These tablets report back to the centre using NCSA - we have two hosts receiving data - one sits within the company network (and therefore needs vpn access), whilst the other is within our DMZ.
One of the tablets was having issues, which seemed to relate to load... and having read about Nagios 4.0 and its worker processes, this seemed to be worth a test.
The old problem was that rather than running every 10 minutes, some of the services would be 20-30 minutes between checks... Following the upgrade, this issue appears to be resolved... which is good...
However, I've got an oddity.... some of the reports are not being delivered by NCSA.... but this is only the case for the VPN connected host... the other works without issue.

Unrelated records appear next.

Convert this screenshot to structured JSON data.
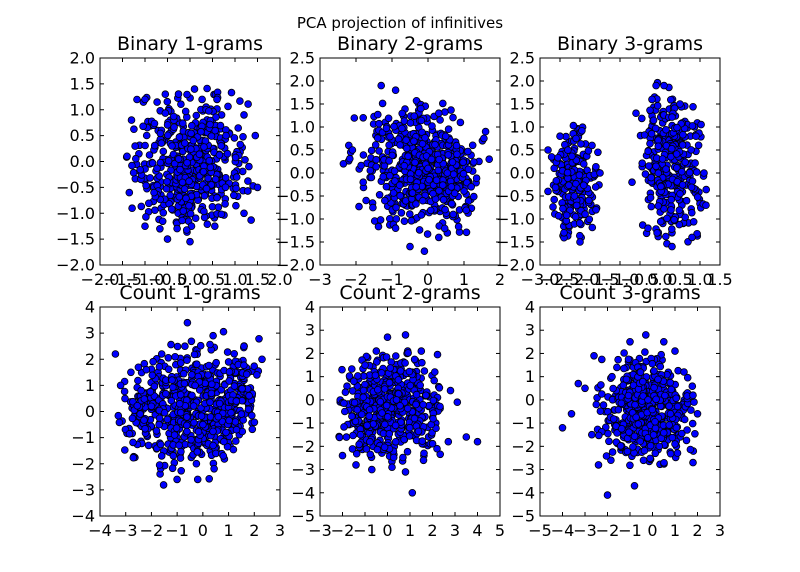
{
  "figure": {
    "suptitle": "PCA projection of infinitives"
  },
  "chart_data": [
    {
      "type": "scatter",
      "title": "Binary 1-grams",
      "xlim": [
        -2.0,
        2.0
      ],
      "ylim": [
        -2.0,
        2.0
      ],
      "xticks": [
        -2.0,
        -1.5,
        -1.0,
        -0.5,
        0.0,
        0.5,
        1.0,
        1.5,
        2.0
      ],
      "yticks": [
        -2.0,
        -1.5,
        -1.0,
        -0.5,
        0.0,
        0.5,
        1.0,
        1.5,
        2.0
      ],
      "xtick_labels": [
        "−2.0",
        "−1.5",
        "−1.0",
        "−0.5",
        "0.0",
        "0.5",
        "1.0",
        "1.5",
        "2.0"
      ],
      "ytick_labels": [
        "−2.0",
        "−1.5",
        "−1.0",
        "−0.5",
        "0.0",
        "0.5",
        "1.0",
        "1.5",
        "2.0"
      ],
      "marker_color": "#0000ff",
      "points": [
        [
          -0.55,
          1.3
        ],
        [
          0.1,
          1.4
        ],
        [
          0.6,
          1.2
        ],
        [
          1.2,
          0.9
        ],
        [
          1.45,
          0.5
        ],
        [
          1.5,
          -0.5
        ],
        [
          1.2,
          -1.0
        ],
        [
          0.55,
          -1.25
        ],
        [
          0.0,
          -1.55
        ],
        [
          -0.5,
          -1.5
        ],
        [
          -1.0,
          -1.25
        ],
        [
          -1.35,
          -0.6
        ],
        [
          -1.4,
          0.1
        ],
        [
          -1.3,
          0.8
        ],
        [
          -1.0,
          1.2
        ],
        [
          -0.4,
          0.3
        ],
        [
          0.3,
          -0.2
        ],
        [
          0.8,
          0.5
        ],
        [
          -0.8,
          -0.6
        ],
        [
          0.6,
          -0.7
        ]
      ]
    },
    {
      "type": "scatter",
      "title": "Binary 2-grams",
      "xlim": [
        -3,
        2
      ],
      "ylim": [
        -2.0,
        2.5
      ],
      "xticks": [
        -3,
        -2,
        -1,
        0,
        1,
        2
      ],
      "yticks": [
        -2.0,
        -1.5,
        -1.0,
        -0.5,
        0.0,
        0.5,
        1.0,
        1.5,
        2.0,
        2.5
      ],
      "xtick_labels": [
        "−3",
        "−2",
        "−1",
        "0",
        "1",
        "2"
      ],
      "ytick_labels": [
        "−2.0",
        "−1.5",
        "−1.0",
        "−0.5",
        "0.0",
        "0.5",
        "1.0",
        "1.5",
        "2.0",
        "2.5"
      ],
      "marker_color": "#0000ff",
      "points": [
        [
          -2.35,
          0.2
        ],
        [
          -2.2,
          0.6
        ],
        [
          -1.8,
          1.2
        ],
        [
          -1.3,
          1.9
        ],
        [
          -0.9,
          1.8
        ],
        [
          -0.2,
          1.4
        ],
        [
          0.3,
          1.3
        ],
        [
          0.9,
          1.1
        ],
        [
          1.6,
          0.9
        ],
        [
          1.7,
          0.3
        ],
        [
          1.2,
          -0.3
        ],
        [
          0.7,
          -0.9
        ],
        [
          0.3,
          -1.4
        ],
        [
          -0.1,
          -1.7
        ],
        [
          -0.5,
          -1.6
        ],
        [
          -0.9,
          -1.2
        ],
        [
          -1.2,
          -0.6
        ],
        [
          -1.8,
          -0.2
        ],
        [
          -2.1,
          0.5
        ],
        [
          0.0,
          0.1
        ]
      ]
    },
    {
      "type": "scatter",
      "title": "Binary 3-grams",
      "xlim": [
        -3.0,
        1.5
      ],
      "ylim": [
        -2.0,
        2.5
      ],
      "xticks": [
        -3.0,
        -2.5,
        -2.0,
        -1.5,
        -1.0,
        -0.5,
        0.0,
        0.5,
        1.0,
        1.5
      ],
      "yticks": [
        -2.0,
        -1.5,
        -1.0,
        -0.5,
        0.0,
        0.5,
        1.0,
        1.5,
        2.0,
        2.5
      ],
      "xtick_labels": [
        "−3.0",
        "−2.5",
        "−2.0",
        "−1.5",
        "−1.0",
        "−0.5",
        "0.0",
        "0.5",
        "1.0",
        "1.5"
      ],
      "ytick_labels": [
        "−2.0",
        "−1.5",
        "−1.0",
        "−0.5",
        "0.0",
        "0.5",
        "1.0",
        "1.5",
        "2.0",
        "2.5"
      ],
      "marker_color": "#0000ff",
      "points": [
        [
          -2.8,
          0.5
        ],
        [
          -2.5,
          0.8
        ],
        [
          -2.1,
          0.75
        ],
        [
          -1.7,
          0.6
        ],
        [
          -1.5,
          0.0
        ],
        [
          -1.6,
          -0.8
        ],
        [
          -2.0,
          -1.5
        ],
        [
          -2.4,
          -1.3
        ],
        [
          -2.8,
          -0.4
        ],
        [
          -0.6,
          1.3
        ],
        [
          -0.2,
          1.6
        ],
        [
          0.1,
          1.9
        ],
        [
          0.5,
          1.5
        ],
        [
          0.9,
          0.8
        ],
        [
          1.1,
          0.0
        ],
        [
          1.15,
          -0.7
        ],
        [
          0.8,
          -1.4
        ],
        [
          0.3,
          -1.6
        ],
        [
          -0.3,
          -1.2
        ],
        [
          -0.7,
          -0.2
        ]
      ]
    },
    {
      "type": "scatter",
      "title": "Count 1-grams",
      "xlim": [
        -4,
        3
      ],
      "ylim": [
        -4,
        4
      ],
      "xticks": [
        -4,
        -3,
        -2,
        -1,
        0,
        1,
        2,
        3
      ],
      "yticks": [
        -4,
        -3,
        -2,
        -1,
        0,
        1,
        2,
        3,
        4
      ],
      "xtick_labels": [
        "−4",
        "−3",
        "−2",
        "−1",
        "0",
        "1",
        "2",
        "3"
      ],
      "ytick_labels": [
        "−4",
        "−3",
        "−2",
        "−1",
        "0",
        "1",
        "2",
        "3",
        "4"
      ],
      "marker_color": "#0000ff",
      "points": [
        [
          -3.4,
          2.2
        ],
        [
          -3.2,
          1.0
        ],
        [
          -2.8,
          1.5
        ],
        [
          -2.4,
          0.8
        ],
        [
          -2.0,
          0.2
        ],
        [
          -1.7,
          -0.5
        ],
        [
          -1.6,
          -1.7
        ],
        [
          -2.2,
          1.6
        ],
        [
          -1.6,
          2.2
        ],
        [
          -1.2,
          1.2
        ],
        [
          -0.9,
          0.3
        ],
        [
          -1.1,
          -0.9
        ],
        [
          -1.0,
          -2.6
        ],
        [
          -0.6,
          3.4
        ],
        [
          -0.7,
          2.5
        ],
        [
          -0.3,
          1.0
        ],
        [
          0.0,
          -0.5
        ],
        [
          -0.2,
          -2.6
        ],
        [
          0.4,
          2.9
        ],
        [
          0.2,
          1.4
        ],
        [
          0.6,
          -0.2
        ],
        [
          0.4,
          -1.3
        ],
        [
          1.6,
          2.5
        ],
        [
          1.0,
          1.9
        ],
        [
          1.3,
          0.4
        ],
        [
          0.9,
          -0.8
        ],
        [
          2.3,
          2.0
        ],
        [
          2.1,
          1.4
        ],
        [
          1.8,
          0.6
        ],
        [
          1.5,
          -0.1
        ]
      ]
    },
    {
      "type": "scatter",
      "title": "Count 2-grams",
      "xlim": [
        -3,
        5
      ],
      "ylim": [
        -5,
        4
      ],
      "xticks": [
        -3,
        -2,
        -1,
        0,
        1,
        2,
        3,
        4,
        5
      ],
      "yticks": [
        -5,
        -4,
        -3,
        -2,
        -1,
        0,
        1,
        2,
        3,
        4
      ],
      "xtick_labels": [
        "−3",
        "−2",
        "−1",
        "0",
        "1",
        "2",
        "3",
        "4",
        "5"
      ],
      "ytick_labels": [
        "−5",
        "−4",
        "−3",
        "−2",
        "−1",
        "0",
        "1",
        "2",
        "3",
        "4"
      ],
      "marker_color": "#0000ff",
      "points": [
        [
          -2.0,
          -2.4
        ],
        [
          -1.9,
          -0.5
        ],
        [
          -1.5,
          0.8
        ],
        [
          -1.0,
          1.5
        ],
        [
          -0.5,
          2.1
        ],
        [
          0.0,
          2.7
        ],
        [
          0.8,
          2.8
        ],
        [
          1.5,
          2.1
        ],
        [
          2.1,
          1.2
        ],
        [
          2.8,
          0.4
        ],
        [
          3.1,
          -0.1
        ],
        [
          4.0,
          -1.8
        ],
        [
          3.5,
          -1.6
        ],
        [
          2.7,
          -1.8
        ],
        [
          2.2,
          -2.1
        ],
        [
          1.6,
          -2.6
        ],
        [
          1.1,
          -4.0
        ],
        [
          0.8,
          -3.1
        ],
        [
          0.2,
          -2.9
        ],
        [
          -0.7,
          -3.0
        ],
        [
          -1.4,
          -2.8
        ],
        [
          -1.2,
          -1.5
        ],
        [
          0.4,
          0.0
        ],
        [
          1.2,
          -0.8
        ]
      ]
    },
    {
      "type": "scatter",
      "title": "Count 3-grams",
      "xlim": [
        -5,
        3
      ],
      "ylim": [
        -5,
        4
      ],
      "xticks": [
        -5,
        -4,
        -3,
        -2,
        -1,
        0,
        1,
        2,
        3
      ],
      "yticks": [
        -5,
        -4,
        -3,
        -2,
        -1,
        0,
        1,
        2,
        3,
        4
      ],
      "xtick_labels": [
        "−5",
        "−4",
        "−3",
        "−2",
        "−1",
        "0",
        "1",
        "2",
        "3"
      ],
      "ytick_labels": [
        "−5",
        "−4",
        "−3",
        "−2",
        "−1",
        "0",
        "1",
        "2",
        "3",
        "4"
      ],
      "marker_color": "#0000ff",
      "points": [
        [
          -4.0,
          -1.2
        ],
        [
          -3.6,
          -0.6
        ],
        [
          -3.3,
          0.7
        ],
        [
          -3.0,
          0.5
        ],
        [
          -2.5,
          -0.2
        ],
        [
          -2.6,
          1.9
        ],
        [
          -1.8,
          1.0
        ],
        [
          -1.0,
          2.5
        ],
        [
          -0.3,
          2.8
        ],
        [
          0.5,
          2.5
        ],
        [
          1.0,
          2.1
        ],
        [
          1.4,
          1.2
        ],
        [
          1.8,
          0.2
        ],
        [
          2.0,
          -0.6
        ],
        [
          1.8,
          -2.7
        ],
        [
          1.0,
          -1.9
        ],
        [
          0.3,
          -2.0
        ],
        [
          -0.4,
          -2.6
        ],
        [
          -0.8,
          -3.7
        ],
        [
          -2.0,
          -4.1
        ],
        [
          -2.4,
          -2.8
        ],
        [
          -2.7,
          -1.5
        ],
        [
          -0.2,
          0.0
        ],
        [
          0.8,
          -0.6
        ]
      ]
    }
  ]
}
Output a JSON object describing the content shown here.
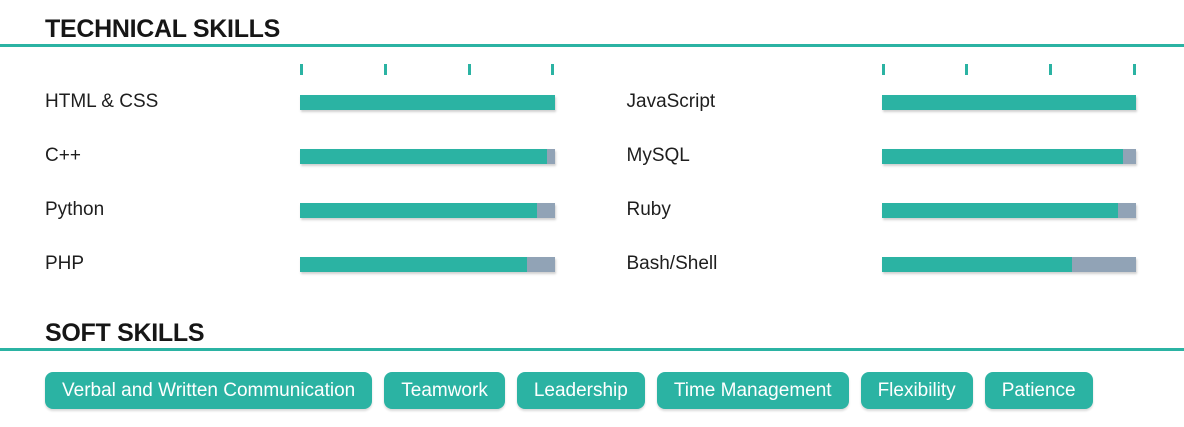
{
  "colors": {
    "accent": "#2bb3a3",
    "track": "#91a3b6",
    "heading": "#161616",
    "tag_text": "#ffffff"
  },
  "sections": {
    "technical": {
      "title": "TECHNICAL SKILLS",
      "scale_ticks": [
        0,
        33,
        67,
        100
      ],
      "columns": [
        {
          "skills": [
            {
              "name": "HTML & CSS",
              "level": 100
            },
            {
              "name": "C++",
              "level": 97
            },
            {
              "name": "Python",
              "level": 93
            },
            {
              "name": "PHP",
              "level": 89
            }
          ]
        },
        {
          "skills": [
            {
              "name": "JavaScript",
              "level": 100
            },
            {
              "name": "MySQL",
              "level": 95
            },
            {
              "name": "Ruby",
              "level": 93
            },
            {
              "name": "Bash/Shell",
              "level": 75
            }
          ]
        }
      ]
    },
    "soft": {
      "title": "SOFT SKILLS",
      "tags": [
        "Verbal and Written Communication",
        "Teamwork",
        "Leadership",
        "Time Management",
        "Flexibility",
        "Patience"
      ]
    }
  }
}
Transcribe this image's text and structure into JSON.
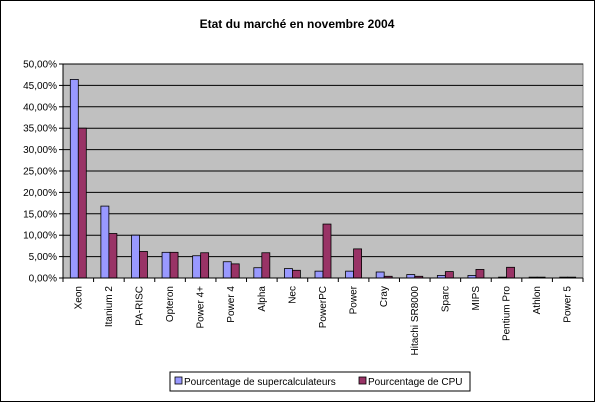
{
  "chart_data": {
    "type": "bar",
    "title": "Etat du marché en novembre 2004",
    "categories": [
      "Xeon",
      "Itanium 2",
      "PA-RISC",
      "Opteron",
      "Power 4+",
      "Power 4",
      "Alpha",
      "Nec",
      "PowerPC",
      "Power",
      "Cray",
      "Hitachi SR8000",
      "Sparc",
      "MIPS",
      "Pentium Pro",
      "Athlon",
      "Power 5"
    ],
    "series": [
      {
        "name": "Pourcentage de supercalculateurs",
        "color": "#9999ff",
        "values": [
          46.4,
          16.8,
          10.0,
          6.0,
          5.2,
          3.8,
          2.4,
          2.2,
          1.6,
          1.6,
          1.4,
          0.8,
          0.6,
          0.6,
          0.2,
          0.2,
          0.2
        ]
      },
      {
        "name": "Pourcentage de CPU",
        "color": "#993366",
        "values": [
          35.0,
          10.4,
          6.2,
          6.0,
          5.9,
          3.3,
          5.9,
          1.8,
          12.6,
          6.8,
          0.4,
          0.4,
          1.5,
          2.0,
          2.5,
          0.2,
          0.2
        ]
      }
    ],
    "yticks": [
      "0,00%",
      "5,00%",
      "10,00%",
      "15,00%",
      "20,00%",
      "25,00%",
      "30,00%",
      "35,00%",
      "40,00%",
      "45,00%",
      "50,00%"
    ],
    "ylim": [
      0,
      50
    ],
    "grid": true,
    "plot_background": "#c0c0c0",
    "legend_position": "bottom"
  }
}
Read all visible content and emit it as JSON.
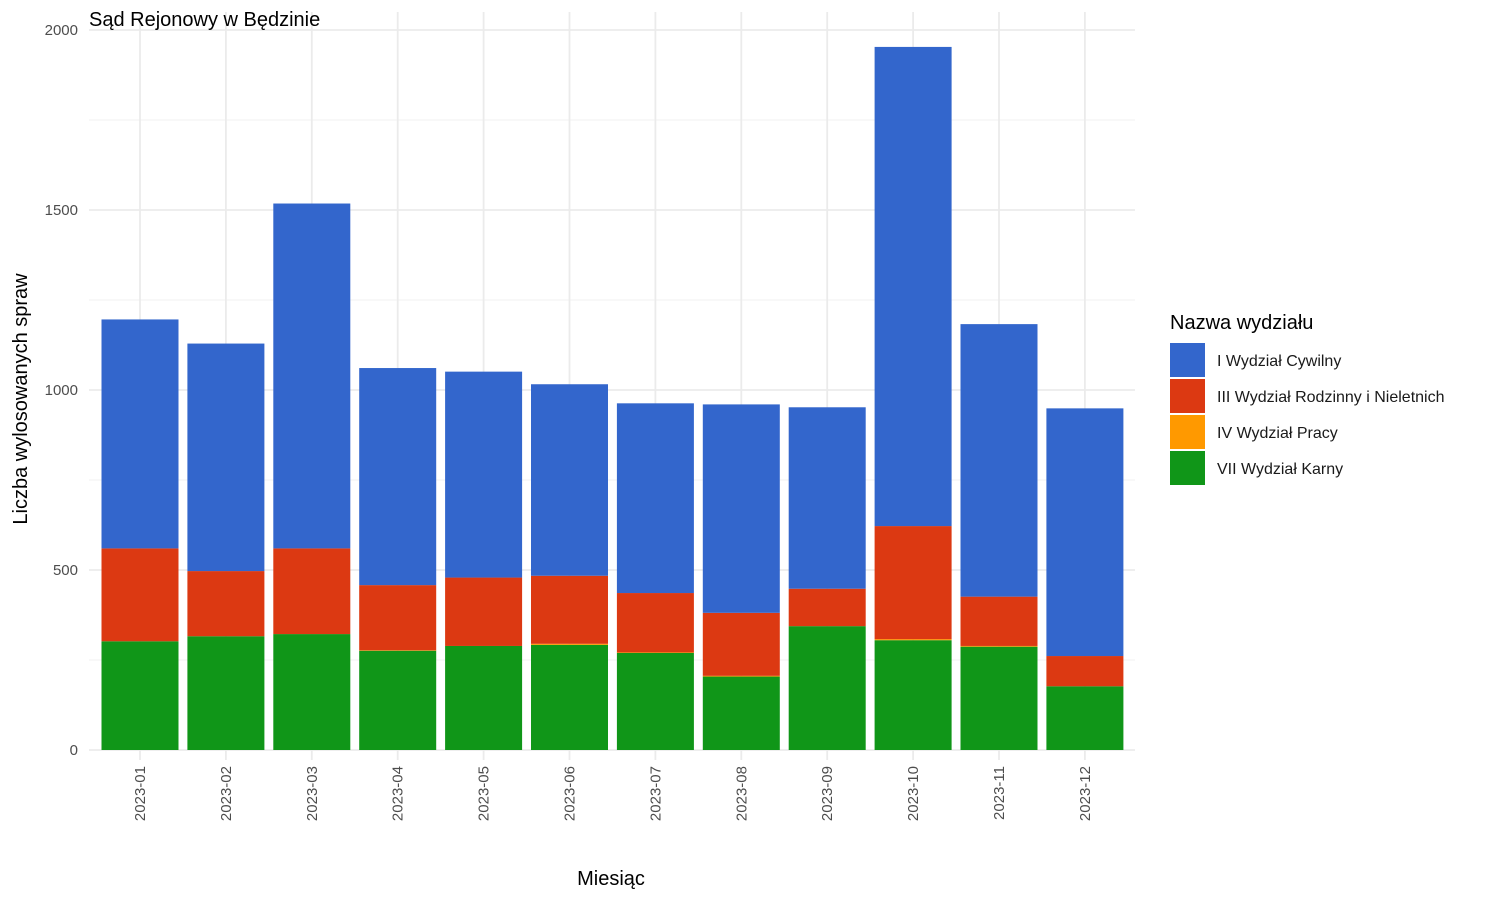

What I've found in /var/log/messages is the following;
Code: Select all
Oct 23 17:02:57 TABLETNAME nagios: wproc: command: /usr/local/nagios/libexec/submit_check_result_to_vision1 HOSTNAME 'SHOWOSLEVEL' OK '7100-01-02-1150|version=7.1 release=01 ml=02'
Oct 23 17:02:57 TABLETNAME nagios: wproc: host=HOSTNAME; service=SHOWOSLEVEL; contact=(none)
Oct 23 17:02:57 TABLETNAME nagios: wproc: early_timeout=1; exited_ok=0; wait_status=0; error_code=62;
Oct 23 17:02:57 TABLETNAME nagios: Warning: OCSP command '/usr/local/nagios/libexec/submit_check_result_to_vision1 HOSTNAME 'SHOWOSLEVEL' OK '7100-01-02-1150|version=7.1 release=01 ml=02'' for service 'SHOWOSLEVEL' on host 'HOSTNAME' timed out after 0.00 seconds
Code: Select all
ocsp_command=submit_check_result_to_vision1
And how can it "timed out after 0.00 seconds" ??? (I'm assuming this is related to error 62?)
This was never an issue in Nagios 3.5 (but since the upgrade to 4.0) it affects 4 services on this one host... whilst the other 16 work like clockwork ?
Any suggestions?
Thanks, Malcolm